Un ex reservista del ejército, Jorge Salcedo, alias ‘Richard’, quien prestaba sus servicios a los hermanos Rodríguez fue testigo de la guerra a muerte entre los narcos de Cali y Pablo Escobar. Su misión luego fue protegerlos, pero se propuso no ceder ante la corrupción, la violencia y la brutalidad que lo rodeaba. La noche en que le colocaron una pistola en la mano con la orden directa del capo mayor de matar o ser asesinado, Salcedo decidió mejor, provocar la caída del cartel de Cali. La historia está narrada en el libro En la boca del lobo, de Editorial Planeta.
Este es un capítulo del libro:Por favor, no se vayan
Con las primeras luces del sábado 15 de julio, el cielo parecía venirse abajo sobre el cártel de Cali. Cuarenta policías colombianos y un escuadrón de agentes antinarcóticos estadounidenses habían sitiado el edificio Colinas de Santa Rita. Una unidad del Bloque de Búsqueda llegó después, junto con los medios de comunicación y hordas de curiosos. Se rumoraba que Miguel Rodríguez Orejuela estaba adentro. Todo el cártel contenía la respiración al unísono, esperando un escape milagroso, mientras se preguntaba quién podía ser el soplón.

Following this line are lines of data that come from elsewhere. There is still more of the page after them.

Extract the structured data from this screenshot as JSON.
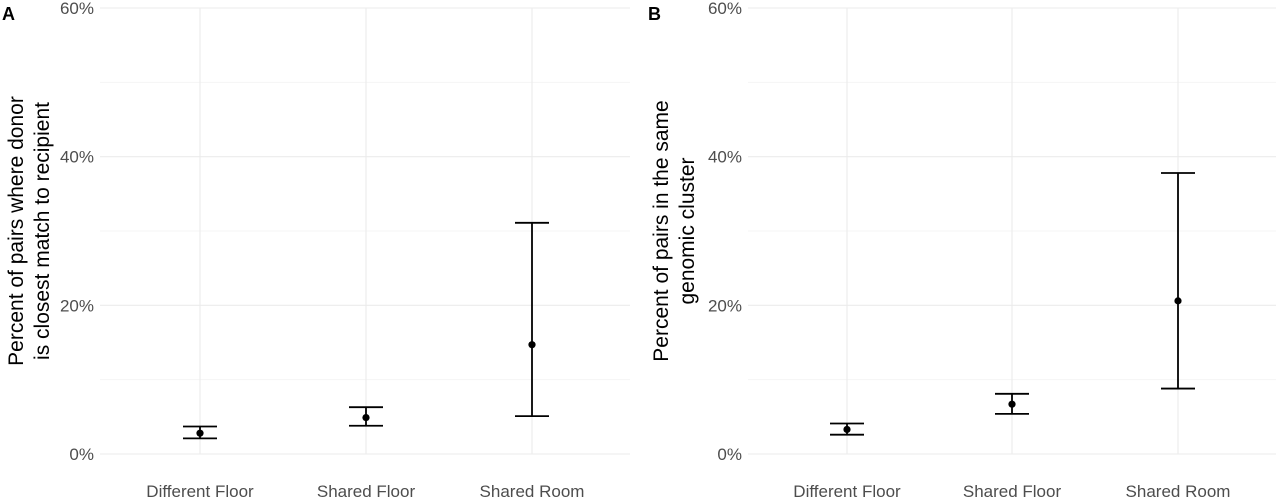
{
  "chart_data": [
    {
      "type": "scatter",
      "panel_label": "A",
      "ylabel_lines": [
        "Percent of pairs where donor",
        "is closest match to recipient"
      ],
      "categories": [
        "Different Floor",
        "Shared Floor",
        "Shared Room"
      ],
      "points": [
        {
          "category": "Different Floor",
          "value": 2.8,
          "lower": 2.1,
          "upper": 3.7
        },
        {
          "category": "Shared Floor",
          "value": 4.9,
          "lower": 3.8,
          "upper": 6.3
        },
        {
          "category": "Shared Room",
          "value": 14.7,
          "lower": 5.1,
          "upper": 31.1
        }
      ],
      "ylim": [
        0,
        60
      ],
      "yticks": [
        0,
        20,
        40,
        60
      ],
      "ytick_labels": [
        "0%",
        "20%",
        "40%",
        "60%"
      ],
      "grid": true,
      "error_bars": true
    },
    {
      "type": "scatter",
      "panel_label": "B",
      "ylabel_lines": [
        "Percent of pairs in the same",
        "genomic cluster"
      ],
      "categories": [
        "Different Floor",
        "Shared Floor",
        "Shared Room"
      ],
      "points": [
        {
          "category": "Different Floor",
          "value": 3.3,
          "lower": 2.6,
          "upper": 4.1
        },
        {
          "category": "Shared Floor",
          "value": 6.7,
          "lower": 5.4,
          "upper": 8.1
        },
        {
          "category": "Shared Room",
          "value": 20.6,
          "lower": 8.8,
          "upper": 37.8
        }
      ],
      "ylim": [
        0,
        60
      ],
      "yticks": [
        0,
        20,
        40,
        60
      ],
      "ytick_labels": [
        "0%",
        "20%",
        "40%",
        "60%"
      ],
      "grid": true,
      "error_bars": true
    }
  ]
}
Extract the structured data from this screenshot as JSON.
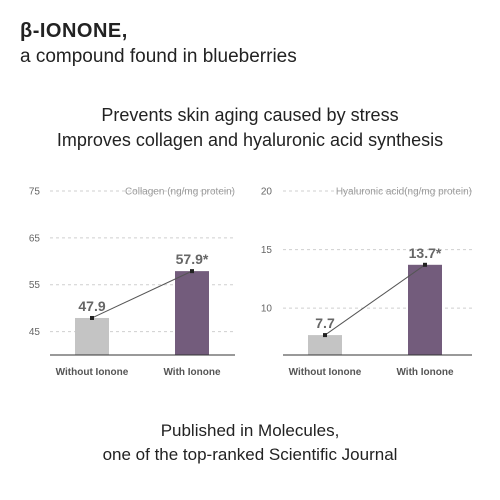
{
  "header": {
    "title": "β-IONONE,",
    "subtitle": "a compound found in blueberries"
  },
  "headline": {
    "line1": "Prevents skin aging caused by stress",
    "line2": "Improves collagen and hyaluronic acid synthesis"
  },
  "footer": {
    "line1": "Published in Molecules,",
    "line2": "one of the top-ranked Scientific Journal"
  },
  "colors": {
    "without": "#c4c4c4",
    "with": "#735c7c",
    "grid": "#cfcfcf",
    "axis": "#333333",
    "connector": "#555555"
  },
  "chart_data": [
    {
      "type": "bar",
      "ylabel": "Collagen (ng/mg protein)",
      "categories": [
        "Without Ionone",
        "With Ionone"
      ],
      "values": [
        47.9,
        57.9
      ],
      "value_labels": [
        "47.9",
        "57.9*"
      ],
      "yticks": [
        45,
        55,
        65,
        75
      ],
      "ylim": [
        40,
        75
      ],
      "grid": true
    },
    {
      "type": "bar",
      "ylabel": "Hyaluronic acid(ng/mg protein)",
      "categories": [
        "Without Ionone",
        "With Ionone"
      ],
      "values": [
        7.7,
        13.7
      ],
      "value_labels": [
        "7.7",
        "13.7*"
      ],
      "yticks": [
        10,
        15,
        20
      ],
      "ylim": [
        6,
        20
      ],
      "grid": true
    }
  ]
}
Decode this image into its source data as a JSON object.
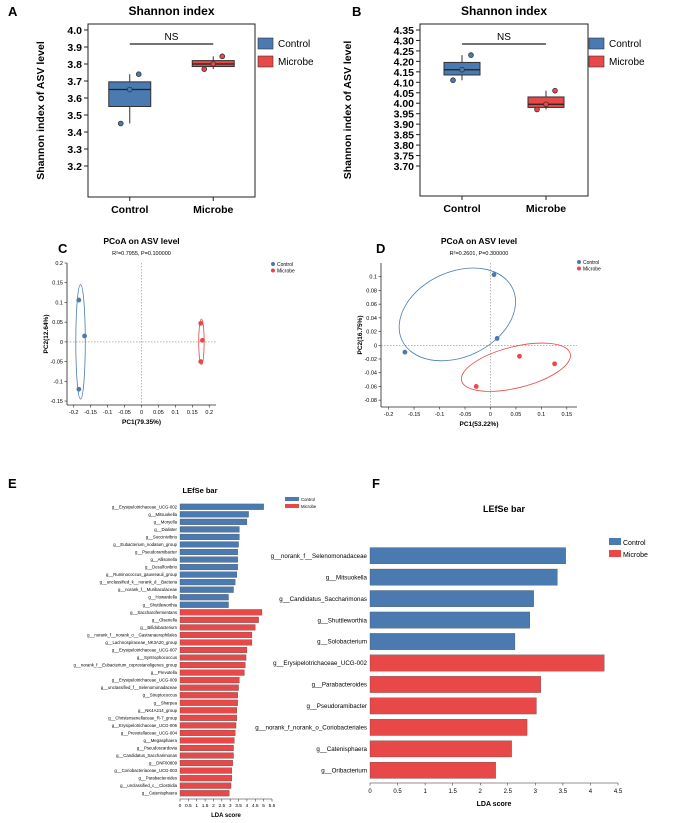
{
  "colors": {
    "control": "#4a7ab0",
    "microbe": "#e84848",
    "axis": "#222222",
    "grid": "#888888",
    "panel_box": "#999999"
  },
  "chart_data": [
    {
      "panel": "A",
      "type": "box",
      "title": "Shannon index",
      "ylabel": "Shannon index of ASV level",
      "categories": [
        "Control",
        "Microbe"
      ],
      "ylim": [
        3.2,
        4.0
      ],
      "yticks": [
        3.2,
        3.3,
        3.4,
        3.5,
        3.6,
        3.7,
        3.8,
        3.9,
        4.0
      ],
      "boxes": [
        {
          "group": "Control",
          "whisker_low": 3.45,
          "q1": 3.55,
          "median": 3.65,
          "q3": 3.695,
          "whisker_high": 3.74,
          "points": [
            3.45,
            3.65,
            3.74
          ]
        },
        {
          "group": "Microbe",
          "whisker_low": 3.77,
          "q1": 3.785,
          "median": 3.8,
          "q3": 3.82,
          "whisker_high": 3.845,
          "points": [
            3.77,
            3.8,
            3.845
          ]
        }
      ],
      "significance": "NS",
      "legend": [
        "Control",
        "Microbe"
      ]
    },
    {
      "panel": "B",
      "type": "box",
      "title": "Shannon index",
      "ylabel": "Shannon index of ASV level",
      "categories": [
        "Control",
        "Microbe"
      ],
      "ylim": [
        3.7,
        4.35
      ],
      "yticks": [
        3.7,
        3.75,
        3.8,
        3.85,
        3.9,
        3.95,
        4.0,
        4.05,
        4.1,
        4.15,
        4.2,
        4.25,
        4.3,
        4.35
      ],
      "ytick_labels": [
        "3.70",
        "3.75",
        "3.80",
        "3.85",
        "3.90",
        "3.95",
        "4.00",
        "4.05",
        "4.10",
        "4.15",
        "4.20",
        "4.25",
        "4.30",
        "4.35"
      ],
      "boxes": [
        {
          "group": "Control",
          "whisker_low": 4.11,
          "q1": 4.135,
          "median": 4.16,
          "q3": 4.195,
          "whisker_high": 4.23,
          "points": [
            4.11,
            4.16,
            4.23
          ]
        },
        {
          "group": "Microbe",
          "whisker_low": 3.97,
          "q1": 3.98,
          "median": 3.995,
          "q3": 4.03,
          "whisker_high": 4.06,
          "points": [
            3.97,
            3.995,
            4.06
          ]
        }
      ],
      "significance": "NS",
      "legend": [
        "Control",
        "Microbe"
      ]
    },
    {
      "panel": "C",
      "type": "scatter",
      "title": "PCoA on ASV level",
      "stats": "R²=0.7955, P=0.100000",
      "xlabel": "PC1(79.35%)",
      "ylabel": "PC2(12.64%)",
      "xlim": [
        -0.22,
        0.22
      ],
      "ylim": [
        -0.16,
        0.2
      ],
      "xticks": [
        -0.2,
        -0.15,
        -0.1,
        -0.05,
        0,
        0.05,
        0.1,
        0.15,
        0.2
      ],
      "xtick_labels": [
        "-0.2",
        "-0.15",
        "-0.1",
        "-0.05",
        "0",
        "0.05",
        "0.1",
        "0.15",
        "0.2"
      ],
      "yticks": [
        -0.15,
        -0.1,
        -0.05,
        0,
        0.05,
        0.1,
        0.15,
        0.2
      ],
      "ytick_labels": [
        "-0.15",
        "-0.1",
        "-0.05",
        "0",
        "0.05",
        "0.1",
        "0.15",
        "0.2"
      ],
      "series": [
        {
          "name": "Control",
          "x": [
            -0.185,
            -0.168,
            -0.185
          ],
          "y": [
            0.106,
            0.015,
            -0.12
          ]
        },
        {
          "name": "Microbe",
          "x": [
            0.175,
            0.18,
            0.175
          ],
          "y": [
            0.047,
            0.004,
            -0.05
          ]
        }
      ],
      "ellipses": [
        {
          "group": "Control",
          "cx": -0.18,
          "cy": 0.0,
          "rx": 0.014,
          "ry": 0.145
        },
        {
          "group": "Microbe",
          "cx": 0.177,
          "cy": 0.0,
          "rx": 0.008,
          "ry": 0.058
        }
      ],
      "legend": [
        "Control",
        "Microbe"
      ]
    },
    {
      "panel": "D",
      "type": "scatter",
      "title": "PCoA on ASV level",
      "stats": "R²=0.2601, P=0.300000",
      "xlabel": "PC1(53.22%)",
      "ylabel": "PC2(16.75%)",
      "xlim": [
        -0.215,
        0.17
      ],
      "ylim": [
        -0.09,
        0.12
      ],
      "xticks": [
        -0.2,
        -0.15,
        -0.1,
        -0.05,
        0,
        0.05,
        0.1,
        0.15
      ],
      "xtick_labels": [
        "-0.2",
        "-0.15",
        "-0.1",
        "-0.05",
        "0",
        "0.05",
        "0.1",
        "0.15"
      ],
      "yticks": [
        -0.08,
        -0.06,
        -0.04,
        -0.02,
        0,
        0.02,
        0.04,
        0.06,
        0.08,
        0.1
      ],
      "ytick_labels": [
        "-0.08",
        "-0.06",
        "-0.04",
        "-0.02",
        "0",
        "0.02",
        "0.04",
        "0.06",
        "0.08",
        "0.1"
      ],
      "series": [
        {
          "name": "Control",
          "x": [
            0.007,
            0.013,
            -0.168
          ],
          "y": [
            0.103,
            0.01,
            -0.01
          ]
        },
        {
          "name": "Microbe",
          "x": [
            -0.028,
            0.057,
            0.126
          ],
          "y": [
            -0.06,
            -0.016,
            -0.027
          ]
        }
      ],
      "ellipses": [
        {
          "group": "Control",
          "cx": -0.065,
          "cy": 0.045,
          "rx": 0.12,
          "ry": 0.062,
          "angle": -25
        },
        {
          "group": "Microbe",
          "cx": 0.05,
          "cy": -0.032,
          "rx": 0.11,
          "ry": 0.03,
          "angle": -14
        }
      ],
      "legend": [
        "Control",
        "Microbe"
      ]
    },
    {
      "panel": "E",
      "type": "bar",
      "title": "LEfSe bar",
      "xlabel": "LDA score",
      "xlim": [
        0,
        5.5
      ],
      "xticks": [
        0,
        0.5,
        1,
        1.5,
        2,
        2.5,
        3,
        3.5,
        4,
        4.5,
        5,
        5.5
      ],
      "xtick_labels": [
        "0",
        "0.5",
        "1",
        "1.5",
        "2",
        "2.5",
        "3",
        "3.5",
        "4",
        "4.5",
        "5",
        "5.5"
      ],
      "legend": [
        "Control",
        "Microbe"
      ],
      "bars": [
        {
          "label": "g__Erysipelotrichaceae_UCG-002",
          "value": 5.0,
          "group": "Control"
        },
        {
          "label": "g__Mitsuokella",
          "value": 4.1,
          "group": "Control"
        },
        {
          "label": "g__Moryella",
          "value": 4.0,
          "group": "Control"
        },
        {
          "label": "g__Dialister",
          "value": 3.55,
          "group": "Control"
        },
        {
          "label": "g__Succinivibrio",
          "value": 3.55,
          "group": "Control"
        },
        {
          "label": "g__Eubacterium_nodatum_group",
          "value": 3.5,
          "group": "Control"
        },
        {
          "label": "g__Pseudoramibacter",
          "value": 3.45,
          "group": "Control"
        },
        {
          "label": "g__Allisonella",
          "value": 3.45,
          "group": "Control"
        },
        {
          "label": "g__Desulfovibrio",
          "value": 3.45,
          "group": "Control"
        },
        {
          "label": "g__Ruminococcus_gauvreauii_group",
          "value": 3.4,
          "group": "Control"
        },
        {
          "label": "g__unclassified_k__norank_d__Bacteria",
          "value": 3.3,
          "group": "Control"
        },
        {
          "label": "g__norank_f__Muribaculaceae",
          "value": 3.2,
          "group": "Control"
        },
        {
          "label": "g__Howardella",
          "value": 2.9,
          "group": "Control"
        },
        {
          "label": "g__Shuttleworthia",
          "value": 2.9,
          "group": "Control"
        },
        {
          "label": "g__Saccharofermentans",
          "value": 4.9,
          "group": "Microbe"
        },
        {
          "label": "g__Olsenella",
          "value": 4.7,
          "group": "Microbe"
        },
        {
          "label": "g__Bifidobacterium",
          "value": 4.5,
          "group": "Microbe"
        },
        {
          "label": "g__norank_f__norank_o__Gastranaerophilales",
          "value": 4.3,
          "group": "Microbe"
        },
        {
          "label": "g__Lachnospiraceae_NK3A20_group",
          "value": 4.3,
          "group": "Microbe"
        },
        {
          "label": "g__Erysipelotrichaceae_UCG-007",
          "value": 4.0,
          "group": "Microbe"
        },
        {
          "label": "g__Syntrophococcus",
          "value": 3.95,
          "group": "Microbe"
        },
        {
          "label": "g__norank_f__Eubacterium_coprostanoligenes_group",
          "value": 3.9,
          "group": "Microbe"
        },
        {
          "label": "g__Prevotella",
          "value": 3.85,
          "group": "Microbe"
        },
        {
          "label": "g__Erysipelotrichaceae_UCG-009",
          "value": 3.55,
          "group": "Microbe"
        },
        {
          "label": "g__unclassified_f__Selenomonadaceae",
          "value": 3.5,
          "group": "Microbe"
        },
        {
          "label": "g__Streptococcus",
          "value": 3.45,
          "group": "Microbe"
        },
        {
          "label": "g__Sharpea",
          "value": 3.45,
          "group": "Microbe"
        },
        {
          "label": "g__NK4A214_group",
          "value": 3.4,
          "group": "Microbe"
        },
        {
          "label": "g__Christensenellaceae_R-7_group",
          "value": 3.4,
          "group": "Microbe"
        },
        {
          "label": "g__Erysipelotrichaceae_UCG-006",
          "value": 3.35,
          "group": "Microbe"
        },
        {
          "label": "g__Prevotellaceae_UCG-004",
          "value": 3.3,
          "group": "Microbe"
        },
        {
          "label": "g__Megasphaera",
          "value": 3.25,
          "group": "Microbe"
        },
        {
          "label": "g__Pseudoscardovia",
          "value": 3.2,
          "group": "Microbe"
        },
        {
          "label": "g__Candidatus_Saccharimonas",
          "value": 3.2,
          "group": "Microbe"
        },
        {
          "label": "g__DNF00809",
          "value": 3.15,
          "group": "Microbe"
        },
        {
          "label": "g__Coriobacteriaceae_UCG-003",
          "value": 3.1,
          "group": "Microbe"
        },
        {
          "label": "g__Parabacteroides",
          "value": 3.1,
          "group": "Microbe"
        },
        {
          "label": "g__unclassified_c__Clostridia",
          "value": 3.05,
          "group": "Microbe"
        },
        {
          "label": "g__Catenisphaera",
          "value": 2.95,
          "group": "Microbe"
        }
      ]
    },
    {
      "panel": "F",
      "type": "bar",
      "title": "LEfSe bar",
      "xlabel": "LDA score",
      "xlim": [
        0,
        4.5
      ],
      "xticks": [
        0,
        0.5,
        1,
        1.5,
        2,
        2.5,
        3,
        3.5,
        4,
        4.5
      ],
      "xtick_labels": [
        "0",
        "0.5",
        "1",
        "1.5",
        "2",
        "2.5",
        "3",
        "3.5",
        "4",
        "4.5"
      ],
      "legend": [
        "Control",
        "Microbe"
      ],
      "bars": [
        {
          "label": "g__norank_f__Selenomonadaceae",
          "value": 3.55,
          "group": "Control"
        },
        {
          "label": "g__Mitsuokella",
          "value": 3.4,
          "group": "Control"
        },
        {
          "label": "g__Candidatus_Saccharimonas",
          "value": 2.97,
          "group": "Control"
        },
        {
          "label": "g__Shuttleworthia",
          "value": 2.9,
          "group": "Control"
        },
        {
          "label": "g__Solobacterium",
          "value": 2.63,
          "group": "Control"
        },
        {
          "label": "g__Erysipelotrichaceae_UCG-002",
          "value": 4.25,
          "group": "Microbe"
        },
        {
          "label": "g__Parabacteroides",
          "value": 3.1,
          "group": "Microbe"
        },
        {
          "label": "g__Pseudoramibacter",
          "value": 3.02,
          "group": "Microbe"
        },
        {
          "label": "g__norank_f_norank_o_Coriobacteriales",
          "value": 2.85,
          "group": "Microbe"
        },
        {
          "label": "g__Catenisphaera",
          "value": 2.57,
          "group": "Microbe"
        },
        {
          "label": "g__Oribacterium",
          "value": 2.28,
          "group": "Microbe"
        }
      ]
    }
  ]
}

Jorge se enfrentó al nuevo día sabiendo que iba a ser uno de los sospechosos. También con la certeza de que su vida dependía de qué tan convincentemente desempeñara su papel de jefe de seguridad del cártel en esas circunstancias.
Lena no preguntó nada a propósito de la avalancha de llamadas que recibió Jorge esa mañana, ni hizo comentario alguno sobre el tono urgente de las mismas y las conversaciones en clave, que sugerían una crisis en el mundo de su marido. Jorge no quiso desayunar; evidentemente, estaba muy nervioso para comer, pero ella esperó a que él quisiera decir algo.
—Parece que las autoridades encontraron a Miguel —comentó Jorge al fin, mientras se preparaba para salir.
Lena lo había adivinado, y entendía que ese hecho era tanto una oportunidad como un peligro para su esposo. A pesar de que no sabía nada del papel de Jorge como informante, estaba preocupada por su seguridad. Al igual que él, sin embargo, disimuló sus sentimientos.
—Tal vez por fin voy a recuperar a mi marido —le dijo animadamente.
La mañana avanzaba sin que se reportara ninguna noticia desde el lugar de los hechos. Jorge intentó no preocuparse, aunque había esperado saber algo al cabo de una o dos horas. Si las autoridades hubieran atrapado a Miguel, ya lo habrían sometido a los procedimientos formales de arresto y con seguridad el general Serrano habría pasado ante todas las cámaras de Cali custodiándolo. La larga espera sugería que el padrino había logrado escapar. Lo más probable era que se hubiera escondido en la caleta, pero también era posible que hubiera logrado salir del edificio. Por primera vez, Jorge consideró la posibilidad de que el allanamiento fracasara; sin duda era una perspectiva aterradora. Imaginó una investigación interna del cártel. La cosa podía ponerse fea.
Jorge revisaba a cada rato el buscapersonas que le habían dado los agentes de la DEA para verificar que estuviera funcionando bien y que no se le hubiera pasado algún mensaje. Lo había guardado, en modo de vibración, en uno de los bolsillos de su pantalón.